In a warning shot to Washington, George Eustice said accepting produce after Brexit that was currently banned under EU rules was a “no go area” for the Government.
His comments came amid fears that ministers may bow to the Trump administration by allowing imports of chlorinated chicken and hormone-pumped beef when crunch talks begin next year.
Speaking to The House magazine, Mr Eustice said people needed to be “less spooked” by other countries’ demands.
When asked whether Donald Trump's uncompromising “America first” attitude worried the Government, he said: “I think our stance should be, as a country, that we have values and standards that we will not abandon, and that we take animal welfare very seriously and we want to project our values on animal welfare around the world.”

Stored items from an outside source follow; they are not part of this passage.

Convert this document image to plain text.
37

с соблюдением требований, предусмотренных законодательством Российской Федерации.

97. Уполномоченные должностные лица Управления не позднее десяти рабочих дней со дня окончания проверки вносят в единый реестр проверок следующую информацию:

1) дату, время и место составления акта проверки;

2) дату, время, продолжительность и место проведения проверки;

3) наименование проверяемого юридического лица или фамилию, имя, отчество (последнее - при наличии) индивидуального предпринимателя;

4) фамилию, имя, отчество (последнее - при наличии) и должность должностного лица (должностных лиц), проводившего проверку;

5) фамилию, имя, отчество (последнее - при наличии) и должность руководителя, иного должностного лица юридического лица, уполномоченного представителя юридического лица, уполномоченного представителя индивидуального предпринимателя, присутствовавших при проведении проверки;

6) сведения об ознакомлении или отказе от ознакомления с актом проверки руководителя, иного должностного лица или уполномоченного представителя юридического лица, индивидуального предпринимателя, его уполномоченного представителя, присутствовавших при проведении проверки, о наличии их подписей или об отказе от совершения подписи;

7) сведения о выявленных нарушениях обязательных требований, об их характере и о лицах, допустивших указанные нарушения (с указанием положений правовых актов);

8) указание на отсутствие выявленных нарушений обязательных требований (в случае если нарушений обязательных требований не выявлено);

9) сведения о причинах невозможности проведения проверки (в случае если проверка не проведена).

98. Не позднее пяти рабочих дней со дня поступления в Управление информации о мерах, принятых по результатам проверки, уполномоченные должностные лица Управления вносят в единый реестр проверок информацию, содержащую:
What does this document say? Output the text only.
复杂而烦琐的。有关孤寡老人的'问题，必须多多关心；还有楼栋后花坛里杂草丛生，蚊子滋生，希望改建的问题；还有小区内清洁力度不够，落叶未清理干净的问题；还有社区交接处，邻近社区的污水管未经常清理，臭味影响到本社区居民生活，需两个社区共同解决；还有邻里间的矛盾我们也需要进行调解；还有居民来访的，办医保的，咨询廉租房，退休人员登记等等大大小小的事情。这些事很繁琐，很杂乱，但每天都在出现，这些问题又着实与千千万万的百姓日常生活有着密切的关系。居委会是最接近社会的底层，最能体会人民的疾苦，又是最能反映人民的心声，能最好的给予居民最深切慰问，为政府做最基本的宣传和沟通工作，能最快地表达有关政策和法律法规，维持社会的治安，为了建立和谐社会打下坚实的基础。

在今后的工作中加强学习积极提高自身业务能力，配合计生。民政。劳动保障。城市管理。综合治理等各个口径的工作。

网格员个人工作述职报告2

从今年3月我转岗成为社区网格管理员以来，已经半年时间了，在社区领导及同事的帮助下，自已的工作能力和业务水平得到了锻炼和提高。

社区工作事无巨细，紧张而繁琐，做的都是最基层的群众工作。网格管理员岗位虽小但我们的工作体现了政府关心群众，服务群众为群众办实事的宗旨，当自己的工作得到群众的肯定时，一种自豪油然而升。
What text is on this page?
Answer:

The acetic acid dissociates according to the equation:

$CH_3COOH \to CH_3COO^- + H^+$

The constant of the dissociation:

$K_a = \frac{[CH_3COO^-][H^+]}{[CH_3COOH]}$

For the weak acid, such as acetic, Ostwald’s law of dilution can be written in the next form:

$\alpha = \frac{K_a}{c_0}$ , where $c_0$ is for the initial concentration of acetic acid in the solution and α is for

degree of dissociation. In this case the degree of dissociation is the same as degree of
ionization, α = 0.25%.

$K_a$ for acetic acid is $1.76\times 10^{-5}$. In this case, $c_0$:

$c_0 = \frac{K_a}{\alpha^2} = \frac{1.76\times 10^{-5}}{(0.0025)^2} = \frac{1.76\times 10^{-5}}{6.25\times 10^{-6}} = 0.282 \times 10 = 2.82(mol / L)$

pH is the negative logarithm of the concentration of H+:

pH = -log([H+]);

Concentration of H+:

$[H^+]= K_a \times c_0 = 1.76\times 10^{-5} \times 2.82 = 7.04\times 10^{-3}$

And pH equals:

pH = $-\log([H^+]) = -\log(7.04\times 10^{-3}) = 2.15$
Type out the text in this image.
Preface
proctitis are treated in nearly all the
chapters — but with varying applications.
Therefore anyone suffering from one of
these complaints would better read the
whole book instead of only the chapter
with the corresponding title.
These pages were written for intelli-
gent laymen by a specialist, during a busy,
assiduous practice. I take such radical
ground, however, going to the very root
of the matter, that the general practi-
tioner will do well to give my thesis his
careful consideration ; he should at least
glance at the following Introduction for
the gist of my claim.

“But that we are a liberal free trading country and so having a sensible discussion on a particular tariff rate quota – what we call a TRQ which is a tariff free allocation from a particular country – well that’s one thing, but asking us to change our rules and regulations, that’s a bit of a no go area as far as I’m concerned.
“We haven’t just left the European Union just to be told what to do by another set of countries.”
The intervention comes ahead of the US President's first official visit to the UK since taking office, later this week.
Mr Eustice also denied there was a rift between the Government’s environment and trade departments, insisting both sides are now “saying exactly the same sorts of things.”
It comes after chlorinated chicken, which is banned by the EU, was the subject of a major row last year between Michael Gove and Liam Fox.
Mr Gove insisted his department would block a trade deal with the US if negotiators relaxed Britain’s stance, while the UK’s top trade negotiator Mr Fox said he would have “no objection” to the product being sold after Brexit.
A poll by the Independent in April revealed a whopping 82% of the public put keeping the UK’s high standards ahead of reaching a favourable trade relationship.